11. A tensor graph configuration system comprises:
a memory configured to save tensor graph data;
a graphical user interface device configured to provide a graphical user interface (GUI); and
a processor coupled to the memory and the GUI and configured to adjust a tensor graph comprising a plurality of operation tasks;
wherein the processor is configured to perform the following steps:
determining a sub-graph from the tensor graph based on commands input through the GUI, wherein the sub-graph comprises at least one of the plurality of operation tasks;
determining a tiling configuration for the sub-graph according to multiple target tensor sizes,
wherein the multiple target tensor sizes are set for a final operation task in the sub-graph through the GUI; and
generating a tiled tensor graph according to the tiling configuration, wherein the tiled tensor graph comprises a plurality of operation sub-tasks split from a respective operation task in the sub-graph through the tiling.
12. The system of claim 11, wherein the processor is further configured to configure wake-up signals and wait signals for the tiled tensor graph for establishing a pipelining mechanism through the GUI, to generate a tiled and pipelined tensor graph.
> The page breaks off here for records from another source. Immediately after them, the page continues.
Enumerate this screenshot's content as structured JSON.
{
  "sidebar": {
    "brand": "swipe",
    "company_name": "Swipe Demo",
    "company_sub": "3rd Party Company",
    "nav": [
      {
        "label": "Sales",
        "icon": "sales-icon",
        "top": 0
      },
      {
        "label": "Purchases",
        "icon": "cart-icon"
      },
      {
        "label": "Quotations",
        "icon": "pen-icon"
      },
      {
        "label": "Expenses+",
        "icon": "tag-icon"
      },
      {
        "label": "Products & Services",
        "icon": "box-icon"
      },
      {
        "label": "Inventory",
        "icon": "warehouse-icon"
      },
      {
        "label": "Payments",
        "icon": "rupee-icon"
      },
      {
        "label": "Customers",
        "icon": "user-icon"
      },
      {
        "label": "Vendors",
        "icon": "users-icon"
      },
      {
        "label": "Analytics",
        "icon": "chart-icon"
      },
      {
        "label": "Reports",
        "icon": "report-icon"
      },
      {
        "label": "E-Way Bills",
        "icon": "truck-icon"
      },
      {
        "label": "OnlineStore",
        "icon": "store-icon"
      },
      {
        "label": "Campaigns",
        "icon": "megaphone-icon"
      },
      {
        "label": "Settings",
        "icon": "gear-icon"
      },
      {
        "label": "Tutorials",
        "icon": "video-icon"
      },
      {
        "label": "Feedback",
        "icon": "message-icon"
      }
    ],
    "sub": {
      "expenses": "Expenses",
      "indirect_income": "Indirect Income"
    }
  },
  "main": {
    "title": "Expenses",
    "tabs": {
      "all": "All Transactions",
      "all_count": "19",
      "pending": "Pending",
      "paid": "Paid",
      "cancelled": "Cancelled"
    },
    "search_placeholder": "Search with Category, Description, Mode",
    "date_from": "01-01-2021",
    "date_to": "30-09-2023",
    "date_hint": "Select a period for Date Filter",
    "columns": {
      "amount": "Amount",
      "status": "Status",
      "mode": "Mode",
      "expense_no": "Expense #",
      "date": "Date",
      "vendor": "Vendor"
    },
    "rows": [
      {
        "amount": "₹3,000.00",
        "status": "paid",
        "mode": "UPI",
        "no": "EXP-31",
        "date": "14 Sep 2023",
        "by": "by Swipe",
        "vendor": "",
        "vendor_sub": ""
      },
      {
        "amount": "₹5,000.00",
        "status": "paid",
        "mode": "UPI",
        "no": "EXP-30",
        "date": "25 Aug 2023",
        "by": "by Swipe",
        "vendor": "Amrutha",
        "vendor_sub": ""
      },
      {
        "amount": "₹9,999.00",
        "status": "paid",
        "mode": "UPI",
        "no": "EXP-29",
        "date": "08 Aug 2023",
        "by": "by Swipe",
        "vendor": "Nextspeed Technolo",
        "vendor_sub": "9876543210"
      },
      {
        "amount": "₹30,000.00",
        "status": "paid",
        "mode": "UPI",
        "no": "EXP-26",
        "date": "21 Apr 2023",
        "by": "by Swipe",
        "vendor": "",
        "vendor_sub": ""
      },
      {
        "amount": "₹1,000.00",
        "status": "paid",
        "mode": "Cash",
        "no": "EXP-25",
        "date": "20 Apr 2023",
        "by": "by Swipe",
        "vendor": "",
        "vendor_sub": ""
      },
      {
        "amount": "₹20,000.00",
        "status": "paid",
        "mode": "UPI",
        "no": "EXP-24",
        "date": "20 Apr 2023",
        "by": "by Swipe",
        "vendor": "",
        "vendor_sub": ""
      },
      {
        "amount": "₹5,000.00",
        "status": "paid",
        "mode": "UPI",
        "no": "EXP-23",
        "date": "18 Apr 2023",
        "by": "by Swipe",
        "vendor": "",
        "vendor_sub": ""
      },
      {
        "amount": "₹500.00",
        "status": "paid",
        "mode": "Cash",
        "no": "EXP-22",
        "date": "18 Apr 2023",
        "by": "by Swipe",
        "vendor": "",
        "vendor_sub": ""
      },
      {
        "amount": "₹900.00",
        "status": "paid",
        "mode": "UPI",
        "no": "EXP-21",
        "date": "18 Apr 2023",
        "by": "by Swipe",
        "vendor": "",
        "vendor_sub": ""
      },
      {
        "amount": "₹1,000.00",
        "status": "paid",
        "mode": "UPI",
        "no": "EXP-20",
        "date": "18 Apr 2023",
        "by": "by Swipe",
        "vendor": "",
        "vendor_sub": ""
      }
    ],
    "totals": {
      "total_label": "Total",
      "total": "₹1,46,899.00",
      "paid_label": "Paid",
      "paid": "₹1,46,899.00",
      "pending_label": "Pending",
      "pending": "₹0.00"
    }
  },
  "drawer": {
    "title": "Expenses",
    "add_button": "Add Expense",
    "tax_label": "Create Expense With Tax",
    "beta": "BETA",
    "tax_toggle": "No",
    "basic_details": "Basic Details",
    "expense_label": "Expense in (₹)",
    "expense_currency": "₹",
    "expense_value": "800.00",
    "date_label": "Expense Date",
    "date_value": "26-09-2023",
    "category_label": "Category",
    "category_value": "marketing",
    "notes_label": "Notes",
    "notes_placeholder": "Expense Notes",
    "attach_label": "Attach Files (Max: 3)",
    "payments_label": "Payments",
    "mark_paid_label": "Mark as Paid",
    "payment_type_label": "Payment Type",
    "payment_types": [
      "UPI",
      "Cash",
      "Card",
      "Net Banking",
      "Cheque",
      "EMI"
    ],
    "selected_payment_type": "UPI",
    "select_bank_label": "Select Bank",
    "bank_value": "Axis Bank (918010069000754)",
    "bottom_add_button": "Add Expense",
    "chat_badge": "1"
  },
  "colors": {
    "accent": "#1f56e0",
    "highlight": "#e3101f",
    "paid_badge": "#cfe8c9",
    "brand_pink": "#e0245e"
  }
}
13. The system of claim 11, wherein the processor is further configured to generate a range of the tensor graph through the GUI, and to determine the sub-graph within the range.
14. The system of claim 11, wherein the processor is further configured to select a first operation task of the tensor graph through the GUI, and to select a second operation task of the tensor graph through the GUI, and the processor is further configured to determine the sub-graph according to the first operation task and the second operation task.
15. The system of claim 14, wherein the processor is further configured to detect a first task set comprising all forward-reachable operation tasks derived from the first operation task, and to detect a second task set comprising all backward-reachable operation tasks derived from the second operation task, and the processor is further configured to generate the sub-graph by intersecting the first task set and the second task set.
16. The system of claim 11, wherein the processor is configured to adjust the multiple target tensor sizes for the sub-graph through the GUI, and to split at least one operation task within the sub-graph into at least one operation sub-task according to the multiple target tensor sizes.
17. The system of claim 16, wherein the multiple target tensor sizes are adjusted by dragging a split point displayed on the GUI, or inputting values of the multiple target tensor sizes to a window displayed on the GUI.
18. The system of claim 11, wherein the processor is configured to generate a line for splitting the plurality of operation sub-tasks through the GUI, and to allocate a wake-up signal and a wait signal to the tiled tensor graph according to at least one data flow edge that intersects with the line.
19. The system of claim 18, wherein a source operation sub-task of a data flow edge and a destination operation sub-task of the data flow edge are two adjacent operation sub-tasks, the source operation sub-task is executed by a hardware device, and the destination operation sub-task is executed by another hardware device.
20. The system of claim 19, wherein the wake-up signal is configured to indicate that the destination operation sub-task is to be awakened upon a completion of the source operation sub-task, and the wait signal is configured to indicate that an execution of the destination operation sub-task awaits the completion of the source operation sub-task.